I'm not a lawyer, but it doesn't take much reflection to see that this is a transparent attempt to do damage to Obamacare. The fact that this has even reached the Supreme Court doesn't give me much faith in the institution.

Let's do a thought experiment here: let's say I was a legislator crafting a law to grant same sex couples federal marriage benefits. Due to the legislative challenges, the law is crafted very quickly and gets hurried through Congress, and somebody doesn't noticed that a crafty intern slipped into the legislation some sort of provision that claims that marriage is only defined as between two heterosexual couples. Now, clearly, we would have to throw out that part of the law, right, because it contradicts everything else written? It wouldn't be a threat to the entire piece of legislation because there was one stupid line written by one stupid person? I hope Scalia wouldn't be standing there saying, "The question is whether it’s the statute that they wrote." I mean, really? How can we be in such a situation where a court is seriously considering overturning a giant piece of legislation because of one line that was clearly written incorrectly?

But, from what I understand, case law doesn't have such a transparently stupid approach to all legislation (we must follow the "plain meaning" in all cases, not matter how absurd!) And, in fact, that's the argument the government is making. Here is Michael Rosman's summary (who is a supporter of overturning the law):

In King, the federal government does not seriously argue that it would be absurd for Congress to limit subsidies to individuals in states that have state-operated exchanges (although it does argue strenuously that that is not what Congress meant). Rather, it suggests that there are other provisions of the ACA that would be rendered absurd if the phrase “Exchange established by the State” were given its plain meaning.

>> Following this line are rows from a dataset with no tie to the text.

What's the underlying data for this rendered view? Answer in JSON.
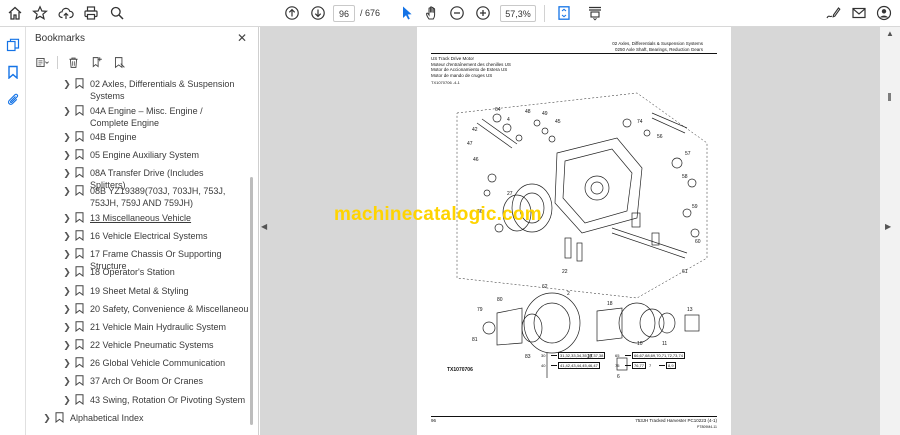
{
  "toolbar": {
    "page_current": "96",
    "page_total": "/ 676",
    "zoom": "57,3%",
    "icons": [
      "home-icon",
      "star-icon",
      "cloud-upload-icon",
      "print-icon",
      "zoom-search-icon",
      "page-up-icon",
      "page-down-icon",
      "select-cursor-icon",
      "hand-icon",
      "zoom-out-icon",
      "zoom-in-icon",
      "fit-page-icon",
      "scroll-mode-icon",
      "sign-icon",
      "email-icon",
      "user-icon"
    ],
    "accent": "#1473e6"
  },
  "rail": {
    "icons": [
      "page-thumbnails-icon",
      "bookmark-icon",
      "attachment-icon"
    ]
  },
  "bookmarks": {
    "title": "Bookmarks",
    "items": [
      {
        "label": "02 Axles, Differentials & Suspension Systems",
        "underlined": false
      },
      {
        "label": "04A Engine – Misc. Engine / Complete Engine",
        "underlined": false
      },
      {
        "label": "04B Engine",
        "underlined": false
      },
      {
        "label": "05 Engine Auxiliary System",
        "underlined": false
      },
      {
        "label": "08A Transfer Drive (Includes Splitters)",
        "underlined": false
      },
      {
        "label": "08B YZ19389(703J, 703JH, 753J, 753JH, 759J AND 759JH)",
        "underlined": false
      },
      {
        "label": "13 Miscellaneous Vehicle",
        "underlined": true
      },
      {
        "label": "16 Vehicle Electrical Systems",
        "underlined": false
      },
      {
        "label": "17 Frame Chassis Or Supporting Structure",
        "underlined": false
      },
      {
        "label": "18 Operator's Station",
        "underlined": false
      },
      {
        "label": "19 Sheet Metal & Styling",
        "underlined": false
      },
      {
        "label": "20 Safety, Convenience & Miscellaneous",
        "underlined": false
      },
      {
        "label": "21 Vehicle Main Hydraulic System",
        "underlined": false
      },
      {
        "label": "22 Vehicle Pneumatic Systems",
        "underlined": false
      },
      {
        "label": "26 Global Vehicle Communication",
        "underlined": false
      },
      {
        "label": "37 Arch Or Boom Or Cranes",
        "underlined": false
      },
      {
        "label": "43 Swing, Rotation Or Pivoting System",
        "underlined": false
      }
    ],
    "root_item": "Alphabetical Index"
  },
  "document": {
    "header_line1": "02 Axles, Differentials & Suspension Systems",
    "header_line2": "0250 Axle Shaft, Bearings, Reduction Gears",
    "title_lines": [
      "US Track Drive Motor",
      "Moteur d'entraînement des chenilles US",
      "Motor de Accionamiento de Estera US",
      "Motor de mando de cruges US"
    ],
    "ref_code": "TX1070706 -4-1",
    "diagram_code": "TX1070706",
    "refs": [
      {
        "n": "30",
        "box": "31,32,33,34,35,36,37,38"
      },
      {
        "n": "40",
        "box": "41,42,43,44,45,46,47"
      },
      {
        "n": "65",
        "box": "66,67,68,69,70,71,72,73,74"
      },
      {
        "n": "75",
        "box": "76,77"
      },
      {
        "n": "7",
        "box": "8,9"
      }
    ],
    "footer_left": "96",
    "footer_right": "753JH Tracked Harvester   PC10223   (4-1)",
    "footer_right2": "PT809M4-11",
    "watermark": "machinecatalogic.com"
  }
}
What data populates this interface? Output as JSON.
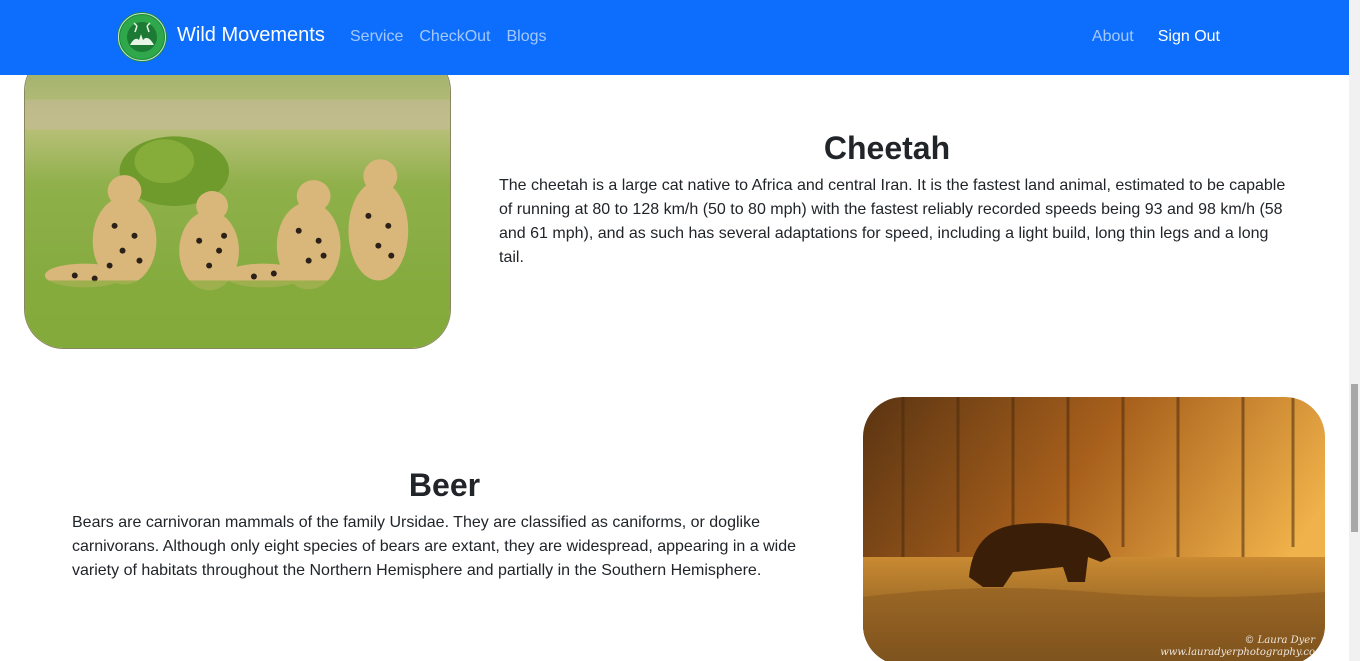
{
  "navbar": {
    "brand": "Wild Movements",
    "left_links": [
      "Service",
      "CheckOut",
      "Blogs"
    ],
    "right_links": [
      "About",
      "Sign Out"
    ],
    "bg_color": "#0d6efd"
  },
  "animals": [
    {
      "name": "Cheetah",
      "description": "The cheetah is a large cat native to Africa and central Iran. It is the fastest land animal, estimated to be capable of running at 80 to 128 km/h (50 to 80 mph) with the fastest reliably recorded speeds being 93 and 98 km/h (58 and 61 mph), and as such has several adaptations for speed, including a light build, long thin legs and a long tail."
    },
    {
      "name": "Beer",
      "description": "Bears are carnivoran mammals of the family Ursidae. They are classified as caniforms, or doglike carnivorans. Although only eight species of bears are extant, they are widespread, appearing in a wide variety of habitats throughout the Northern Hemisphere and partially in the Southern Hemisphere.",
      "photo_credit": [
        "© Laura Dyer",
        "www.lauradyerphotography.co"
      ]
    }
  ]
}
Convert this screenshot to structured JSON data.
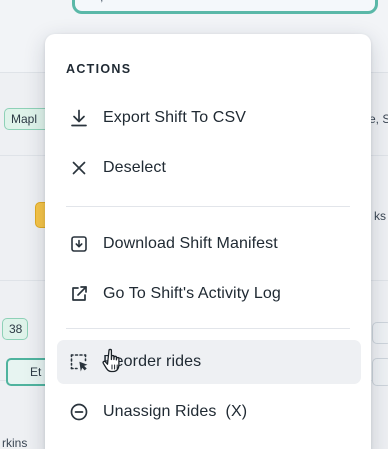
{
  "background": {
    "chips": {
      "top_left": "Mapl",
      "top_right": "e, S",
      "mid_right": "ks",
      "left_small": "38",
      "left_name": "Et",
      "bottom_left": "rkins"
    }
  },
  "menu": {
    "title": "ACTIONS",
    "items": [
      {
        "label": "Export Shift To CSV",
        "icon": "download-icon"
      },
      {
        "label": "Deselect",
        "icon": "close-icon"
      },
      {
        "label": "Download Shift Manifest",
        "icon": "file-download-icon"
      },
      {
        "label": "Go To Shift's Activity Log",
        "icon": "external-link-icon"
      },
      {
        "label": "Reorder rides",
        "icon": "select-reorder-icon",
        "hovered": true
      },
      {
        "label": "Unassign Rides  (X)",
        "icon": "minus-circle-icon"
      }
    ]
  },
  "colors": {
    "accent_teal": "#4fb39e",
    "accent_yellow": "#f7c547",
    "menu_text": "#202a33"
  }
}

Now, maybe we can find some way to make the law still make sense if we assume the plain meaning of the statement, but the truth is we can make an argument for basically anything that we desire. When you're getting to the point of destroying a controversial piece of legislation because of an arcane dispute about matters of basic interpretation, the right approach is to kick it back to the legislative process and wash your hands of it. As Roberts pointed out, if a conservative president takes office, they can go ahead and interpret it the other way and take subsidies away from their own constituents. We shouldn't be settling this kind of thing in the court, and we definitely shouldn't be settling it for such transparently silly reasons.